I may have only two things in common with the author of this memoir: we are both women, and have both experienced grief and trauma in our lives. I can think of a long list of ways in which we are different: family background, political views, life experiences. So it’s perhaps not too surprising that for much of the time while reading A Particular Woman I felt a certain alienation from its author – or at least, from her representation of herself. Having said that, the book is an interesting read, partly because it’s a journey through Australian life in the 1960’s, 70’s and 80’s and up to the present time.
I’ll start with the blurb on the back cover:
Embracing the excitement and turbulence of sixties Sydney, Ashley is set to make her mark amid uni classes filled with ambitious young males. She imagines her future with a successful career, husband, and a house full of children.

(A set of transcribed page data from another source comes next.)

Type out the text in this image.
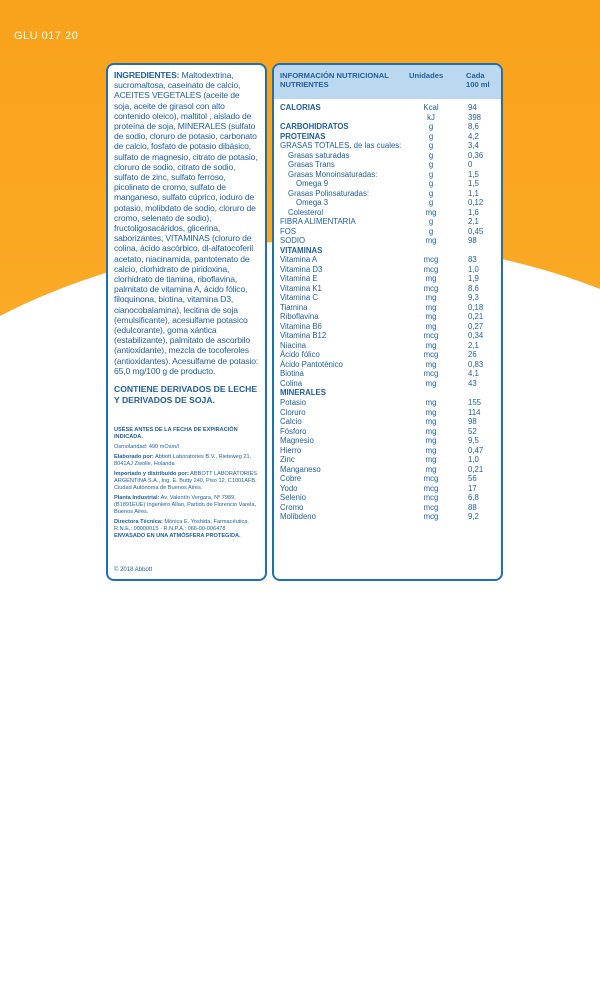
GLU 017 20
INGREDIENTES: Maltodextrina, sucromaltosa, caseinato de calcio, ACEITES VEGETALES (aceite de soja, aceite de girasol con alto contenido oleico), maltitol , aislado de proteína de soja, MINERALES (sulfato de sodio, cloruro de potasio, carbonato de calcio, fosfato de potasio dibásico, sulfato de magnesio, citrato de potasio, cloruro de sodio, citrato de sodio, sulfato de zinc, sulfato ferroso, picolinato de cromo, sulfato de manganeso, sulfato cúprico, ioduro de potasio, molibdato de sodio, cloruro de cromo, selenato de sodio), fructoligosacáridos, glicerina, saborizantes, VITAMINAS (cloruro de colina, ácido ascórbico, dl-alfatocoferil acetato, niacinamida, pantotenato de calcio, clorhidrato de piridoxina, clorhidrato de tiamina, riboflavina, palmitato de vitamina A, ácido fólico, filoquinona, biotina, vitamina D3, cianocobalamina), lecitina de soja (emulsificante), acesulfame potasico (edulcorante), goma xántica (estabilizante), palmitato de ascorbilo (antioxidante), mezcla de tocoferoles (antioxidantes). Acesulfame de potasio: 65,0 mg/100 g de producto.
CONTIENE DERIVADOS DE LECHE Y DERIVADOS DE SOJA.
USÉSE ANTES DE LA FECHA DE EXPIRACIÓN INDICADA.
Osmolaridad: 490 mOsm/l
Elaborado por: Abbott Laboratories B.V., Rieteweg 21, 8041AJ Zwolle, Holanda
Importado y distribuido por: ABBOTT LABORATORIES ARGENTINA S.A., Ing. E. Butty 240, Piso 12, C1001AFB, Ciudad Autónoma de Buenos Aires.
Planta Industrial: Av. Valentín Vergara, Nº 7989, (B1891EUE) Ingeniero Allan, Partido de Florencio Varela, Buenos Aires.
Directora Técnica: Mónica E. Yoshida, Farmacéutica.
R.N.E.: 00000015 · R.N.P.A.: 066-00-006478
ENVASADO EN UNA ATMÓSFERA PROTEGIDA.
© 2018 Abbott
INFORMACIÓN NUTRICIONAL NUTRIENTES
Unidades	Cada 100 ml
CALORIAS	Kcal	94
kJ	398
CARBOHIDRATOS	g	8,6
PROTEINAS	g	4,2
GRASAS TOTALES, de las cuales:	g	3,4
Grasas saturadas	g	0,36
Grasas Trans	g	0
Grasas Monoinsaturadas:	g	1,5
Omega 9	g	1,5
Grasas Polinsaturadas:	g	1,1
Omega 3	g	0,12
Colesterol	mg	1,6
FIBRA ALIMENTARIA	g	2,1
FOS	g	0,45
SODIO	mg	98
VITAMINAS
Vitamina A	mcg	83
Vitamina D3	mcg	1,0
Vitamina E	mg	1,9
Vitamina K1	mcg	8,6
Vitamina C	mg	9,3
Tiamina	mg	0,18
Riboflavina	mg	0,21
Vitamina B6	mg	0,27
Vitamina B12	mcg	0,34
Niacina	mg	2,1
Ácido fólico	mcg	26
Ácido Pantoténico	mg	0,83
Biotina	mcg	4,1
Colina	mg	43
MINERALES
Potasio	mg	155
Cloruro	mg	114
Calcio	mg	98
Fósforo	mg	52
Magnesio	mg	9,5
Hierro	mg	0,47
Zinc	mg	1,0
Manganeso	mg	0,21
Cobre	mcg	56
Yodo	mcg	17
Selenio	mcg	6,8
Cromo	mcg	88
Molibdeno	mcg	9,2
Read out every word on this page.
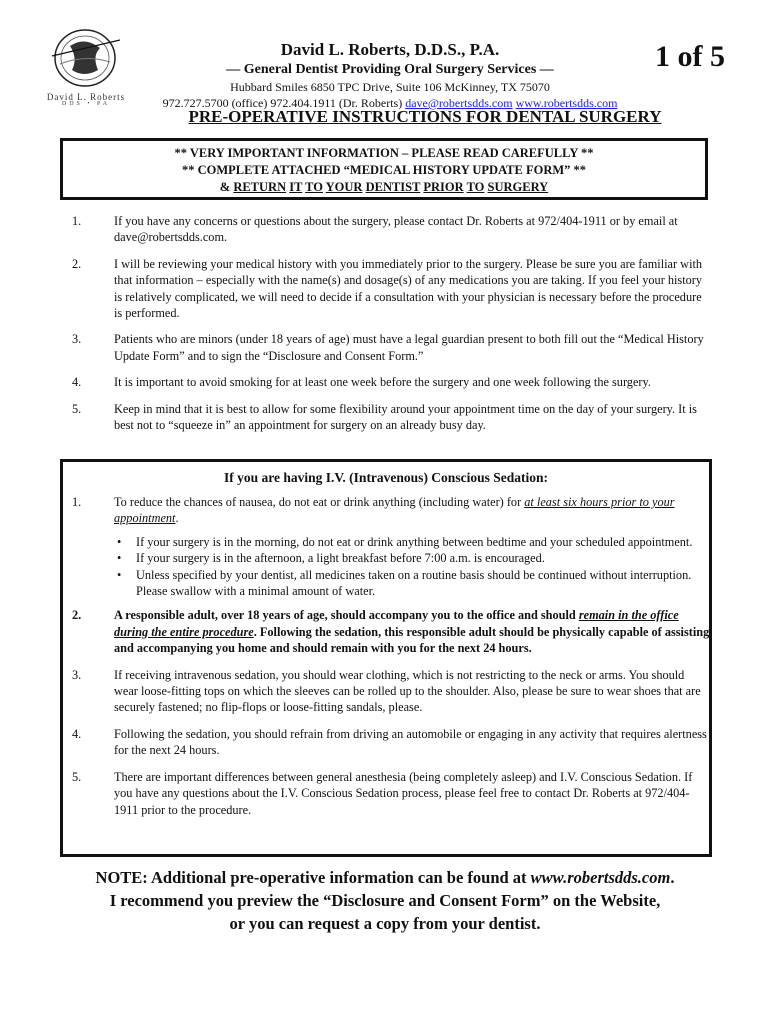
David L. Roberts
DDS • PA
David L. Roberts, D.D.S., P.A.
— General Dentist Providing Oral Surgery Services —
Hubbard Smiles 6850 TPC Drive, Suite 106 McKinney, TX 75070
972.727.5700 (office) 972.404.1911 (Dr. Roberts) dave@robertsdds.com www.robertsdds.com
1 of 5
PRE-OPERATIVE INSTRUCTIONS FOR DENTAL SURGERY
** VERY IMPORTANT INFORMATION – PLEASE READ CAREFULLY **
** COMPLETE ATTACHED “MEDICAL HISTORY UPDATE FORM” **
& RETURN IT TO YOUR DENTIST PRIOR TO SURGERY
1.	If you have any concerns or questions about the surgery, please contact Dr. Roberts at 972/404-1911 or by email at dave@robertsdds.com.
2.	I will be reviewing your medical history with you immediately prior to the surgery. Please be sure you are familiar with that information – especially with the name(s) and dosage(s) of any medications you are taking. If you feel your history is relatively complicated, we will need to decide if a consultation with your physician is necessary before the procedure is performed.
3.	Patients who are minors (under 18 years of age) must have a legal guardian present to both fill out the “Medical History Update Form” and to sign the “Disclosure and Consent Form.”
4.	It is important to avoid smoking for at least one week before the surgery and one week following the surgery.
5.	Keep in mind that it is best to allow for some flexibility around your appointment time on the day of your surgery. It is best not to “squeeze in” an appointment for surgery on an already busy day.
If you are having I.V. (Intravenous) Conscious Sedation:
1.	To reduce the chances of nausea, do not eat or drink anything (including water) for at least six hours prior to your appointment.
• If your surgery is in the morning, do not eat or drink anything between bedtime and your scheduled appointment.
• If your surgery is in the afternoon, a light breakfast before 7:00 a.m. is encouraged.
• Unless specified by your dentist, all medicines taken on a routine basis should be continued without interruption. Please swallow with a minimal amount of water.
2.	A responsible adult, over 18 years of age, should accompany you to the office and should remain in the office during the entire procedure. Following the sedation, this responsible adult should be physically capable of assisting and accompanying you home and should remain with you for the next 24 hours.
3.	If receiving intravenous sedation, you should wear clothing, which is not restricting to the neck or arms. You should wear loose-fitting tops on which the sleeves can be rolled up to the shoulder. Also, please be sure to wear shoes that are securely fastened; no flip-flops or loose-fitting sandals, please.
4.	Following the sedation, you should refrain from driving an automobile or engaging in any activity that requires alertness for the next 24 hours.
5.	There are important differences between general anesthesia (being completely asleep) and I.V. Conscious Sedation. If you have any questions about the I.V. Conscious Sedation process, please feel free to contact Dr. Roberts at 972/404-1911 prior to the procedure.
NOTE: Additional pre-operative information can be found at www.robertsdds.com.
I recommend you preview the “Disclosure and Consent Form” on the Website,
or you can request a copy from your dentist.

But life is never quite that easy.
As a university graduate with a degree in economics (unusual for a woman at that time) Ashley travels to London and Canada, marries, and lives with her new husband as an expat in the Philippines, Singapore, Nigeria and Argentina. Later, as a single parent, she supports her young children through work as a model; eventually find love and security and a country lifestyle, before venturing into a role in the arts world as a member of various boards. Throughout the years she comes up against tragedy, hardship and profound grief.
I admit to a certain amount of distaste for aspects of her life, or at least for the way she describes them. She recounts jobs with a large tobacco company with no apparent reflection on the evils of this industry. Similarly, her descriptions of her life as an expat in countries with high levels of poverty hint at a limited awareness of the position of relative privilege held by monied, white youngsters in countries previously colonised and often pillaged by the West. Several interactions between various friends and some local people struck me as shameful, but are recounted by the author with no apology or reflection.
Dawson-Damer seemed to move through the world as a young, blonde, beautiful woman with an apparent line up of men ogling her and wanting to take her to bed. I found this uncomfortable reading.
However, I decided to regard this memoir as a first hand account of the times in which she lived. Australia, as with much of the world, was undergoing a period of great change; upheavals as economies and societies transitioned from the post-war era to a modern day understanding of issues like imperialism, racism, and sexism. As an example: while completing her economics degree, it was still the custom to hold a ‘Miss Economics’ competition in the faculty! And as the author puts it:
Work was opening up for me, and yet women in the workplace had to be careful. We knew not to catch lifts alone with certain men; there’s no denying it, in those days we were fair game.A Particular Woman p36
Dawson-Damer’s life did not play out as expected. She was to endure loss and hardship and several transformations of her own life before reaching a place of acceptance and stability. I warmed to her more as she recounted these difficult times and the way she dealt with them. I could admire her hard work, tenacity and commitment to whatever challenges she set herself. Her philosophy is best summed up in these words:
We must celebrate life. Not just our own, but the life we have with others. Most of us are going to have difficult times dished up to us. The awful times are balanced out by the good times. If we are lucky, we will survive the tragedies that might occur and go on to be stronger…Suffering mellows us. It makes us humbler and wiser. It adds steel melded with compassion to our strength.A Particular Woman p235
The book is illustrated with a collection of photographs from different times in her life. I would have enjoyed knowing more about the people and places in some of these, but they were a welcome addition, helping to bring her story alive.
A Particular Woman is a story of resilience against a backdrop of a changing Australia, and would hold plenty to interest readers who enjoy first-hand accounts of interesting lives such as
A Particular Woman will be published in July 2020 by Ventura Press.
My thanks to the publisher for a copy to read and review.